Mutual funds are slowly picking up traction and changing the perception of how Indians look at equity investment. Earlier a conservative investor lived under the notion that investments in equity or mutual funds will only result in losses. However, slowly investors have started to realize that mutual funds offer far better returns as compared to traditional investment avenues. Also, a mutual fund invests in various asset classes like equity and debt. It also seems capital appreciation by investing across multiple money market instruments like gold commodities, government bonds, corporate securities, call money, company fixed deposits, debentures, commercial papers, etc.
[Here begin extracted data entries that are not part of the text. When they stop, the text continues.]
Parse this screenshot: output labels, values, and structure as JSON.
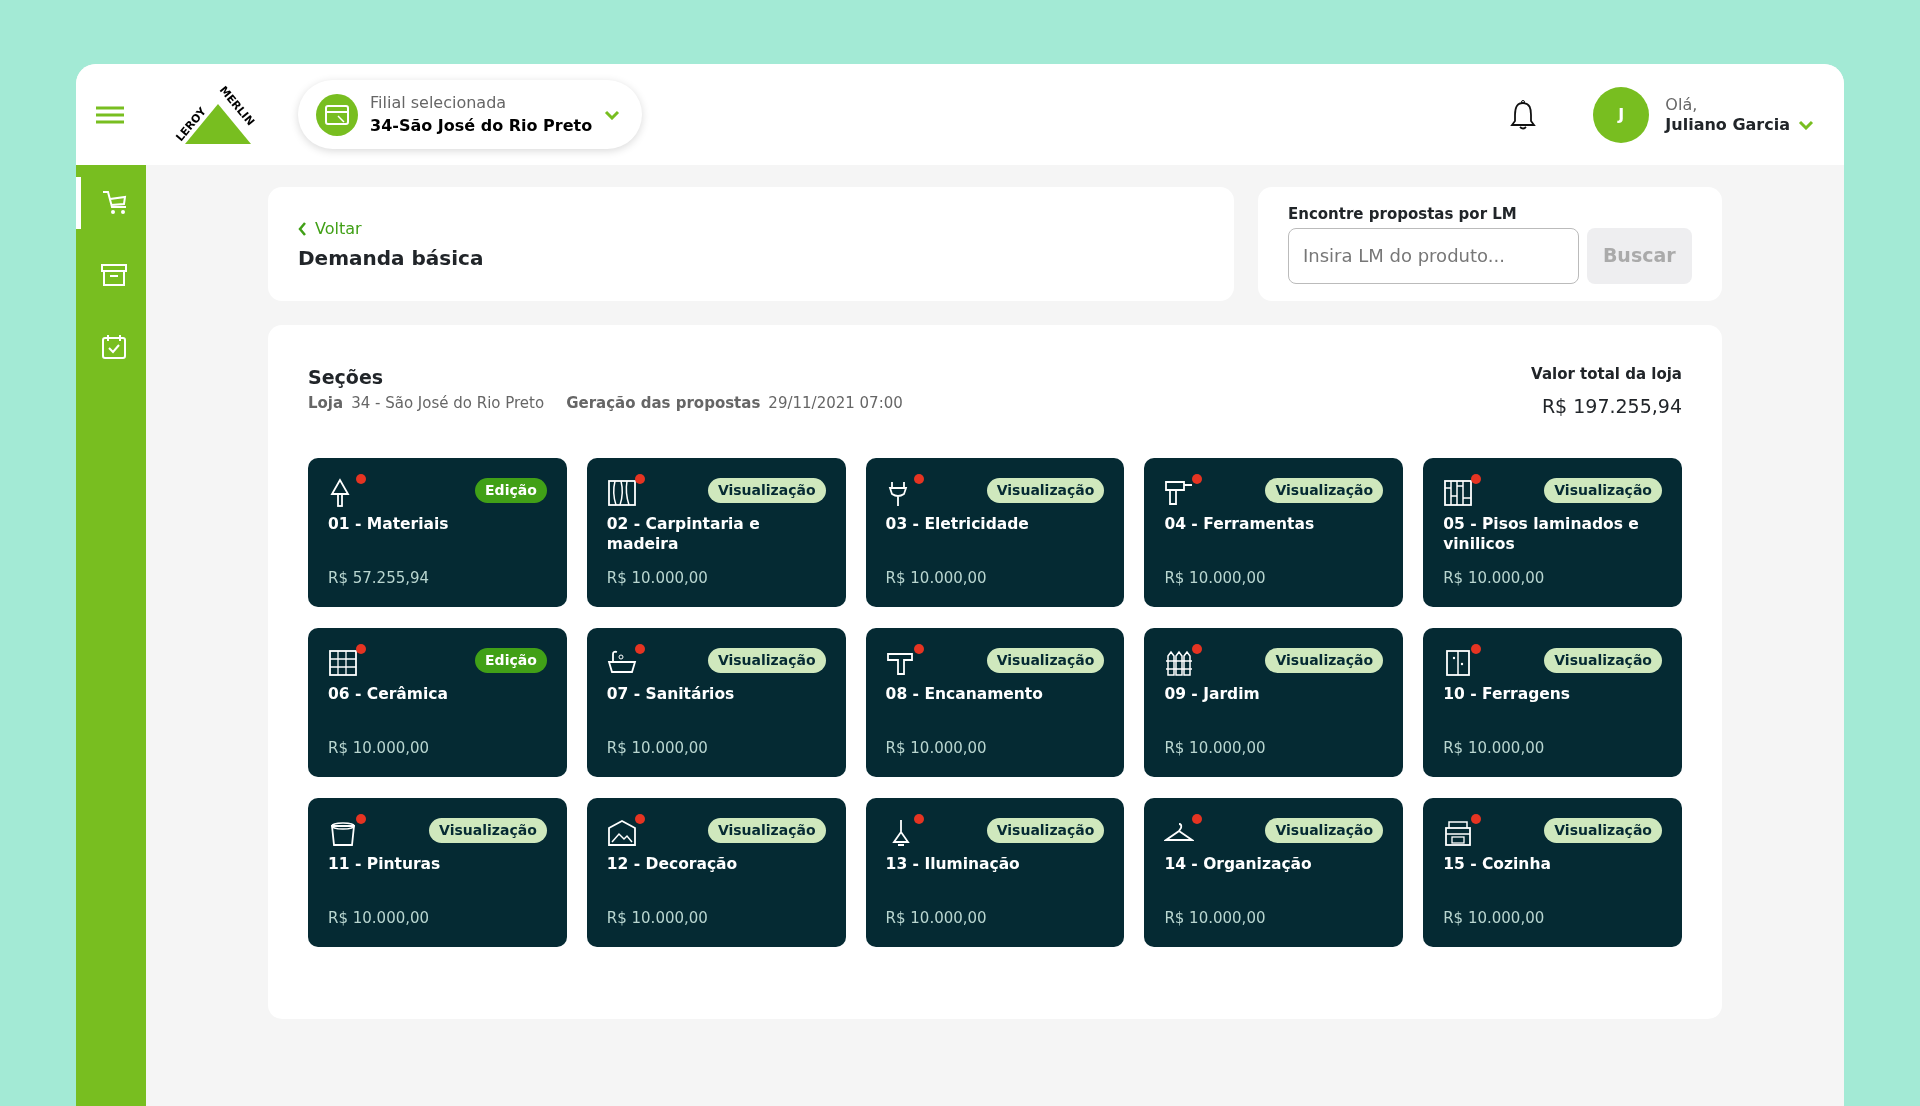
{
  "header": {
    "logo": [
      "LEROY",
      "MERLIN"
    ],
    "branch": {
      "label": "Filial selecionada",
      "value": "34-São José do Rio Preto"
    },
    "user": {
      "initial": "J",
      "greeting": "Olá,",
      "name": "Juliano Garcia"
    }
  },
  "sidebar": {
    "items": [
      {
        "selected": true
      },
      {
        "selected": false
      },
      {
        "selected": false
      }
    ]
  },
  "page": {
    "back": "Voltar",
    "title": "Demanda básica"
  },
  "search": {
    "label": "Encontre propostas por LM",
    "placeholder": "Insira LM do produto...",
    "button": "Buscar",
    "button_disabled": true
  },
  "sections": {
    "title": "Seções",
    "store_label": "Loja",
    "store_value": "34 - São José do Rio Preto",
    "generated_label": "Geração das propostas",
    "generated_value": "29/11/2021 07:00",
    "total_label": "Valor total da loja",
    "total_value": "R$ 197.255,94",
    "cards": [
      {
        "name": "01 - Materiais",
        "value": "R$ 57.255,94",
        "badge": "Edição",
        "kind": "edit"
      },
      {
        "name": "02 - Carpintaria e madeira",
        "value": "R$ 10.000,00",
        "badge": "Visualização",
        "kind": "view"
      },
      {
        "name": "03 - Eletricidade",
        "value": "R$ 10.000,00",
        "badge": "Visualização",
        "kind": "view"
      },
      {
        "name": "04 - Ferramentas",
        "value": "R$ 10.000,00",
        "badge": "Visualização",
        "kind": "view"
      },
      {
        "name": "05 - Pisos laminados e vinilicos",
        "value": "R$ 10.000,00",
        "badge": "Visualização",
        "kind": "view"
      },
      {
        "name": "06 - Cerâmica",
        "value": "R$ 10.000,00",
        "badge": "Edição",
        "kind": "edit"
      },
      {
        "name": "07 - Sanitários",
        "value": "R$ 10.000,00",
        "badge": "Visualização",
        "kind": "view"
      },
      {
        "name": "08 - Encanamento",
        "value": "R$ 10.000,00",
        "badge": "Visualização",
        "kind": "view"
      },
      {
        "name": "09 - Jardim",
        "value": "R$ 10.000,00",
        "badge": "Visualização",
        "kind": "view"
      },
      {
        "name": "10 - Ferragens",
        "value": "R$ 10.000,00",
        "badge": "Visualização",
        "kind": "view"
      },
      {
        "name": "11 - Pinturas",
        "value": "R$ 10.000,00",
        "badge": "Visualização",
        "kind": "view"
      },
      {
        "name": "12 - Decoração",
        "value": "R$ 10.000,00",
        "badge": "Visualização",
        "kind": "view"
      },
      {
        "name": "13 - Iluminação",
        "value": "R$ 10.000,00",
        "badge": "Visualização",
        "kind": "view"
      },
      {
        "name": "14 - Organização",
        "value": "R$ 10.000,00",
        "badge": "Visualização",
        "kind": "view"
      },
      {
        "name": "15 - Cozinha",
        "value": "R$ 10.000,00",
        "badge": "Visualização",
        "kind": "view"
      }
    ]
  }
}
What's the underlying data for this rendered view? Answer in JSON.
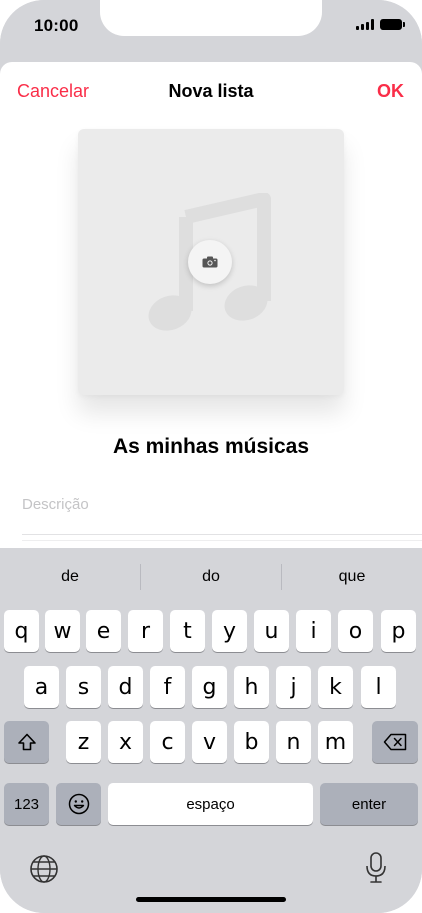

The performance of a mutual fund highly depends on the performance of its underlying assets.

What is a ULIP?

ULIP stands for Unit Linked Insurance Plan. ULIPs as the name suggests, are insurance schemes that invest in the stock market. They can be a good investment choice for those who are looking for a scheme that offers dual benefits. A ULIP offers insurance to investors and also gives them an opportunity to invest in the equity markets through mutual funds. ULIPs allot a certain percentage of their corpus to equity and debt classes while the rest of the money is invested in the insurance scheme. ULIPs come with a five year statutory lock in period.

ULIPs Vs Mutual Funds

Criteria ULIPs Mutual Funds
Type of investment A ULIP is an insurance plan that also invests in mutual funds Mutual funds are a pool of professionally managed funds that invest across various money instruments and asset classes to generate long term capital appreciation.
Lock in period A ULIP comes with a five year minimum lock in period after which investors have the option of extending the investment tenure of their ULIP plan for another five years Some mutual funds like Equity Linked Saving Scheme (ELSS) come with a predetermined lock in a period of three years. Otherwise, mutual funds do not have any lock in period.
Liquidity ULIPs do not offer liquidity. You cannot withdraw your investment amount before the end of the tenure Mutual funds offer great liquidity. You can invest or withdraw your mutual fund units depending on your income needs. Some schemes like liquid funds offer instant redemption which means that as soon as you sell your fund units, the money is debited to your savings account within 24 hours.
Tax benefit According to Section 80C of the Indian Income Tax Act, 1961 one can invest up to Rs. 1.5 lakh in a ULIP and claim for tax deduction Only ELSS comes with a tax benefit

Whether you should invest in ULIPs or mutual funds will completely depend on your investment objective and your investment horizon. Investors need to also determine whether they are ready to remain invested for 5 years in a ULIP. Mutual funds offer great liquidity and one can always remove their money from one fund and invest in another. Mutual funds offer capital appreciation over the long term. However they do not guarantee returns. So investors should determine their risk appetite before investing in mutual funds.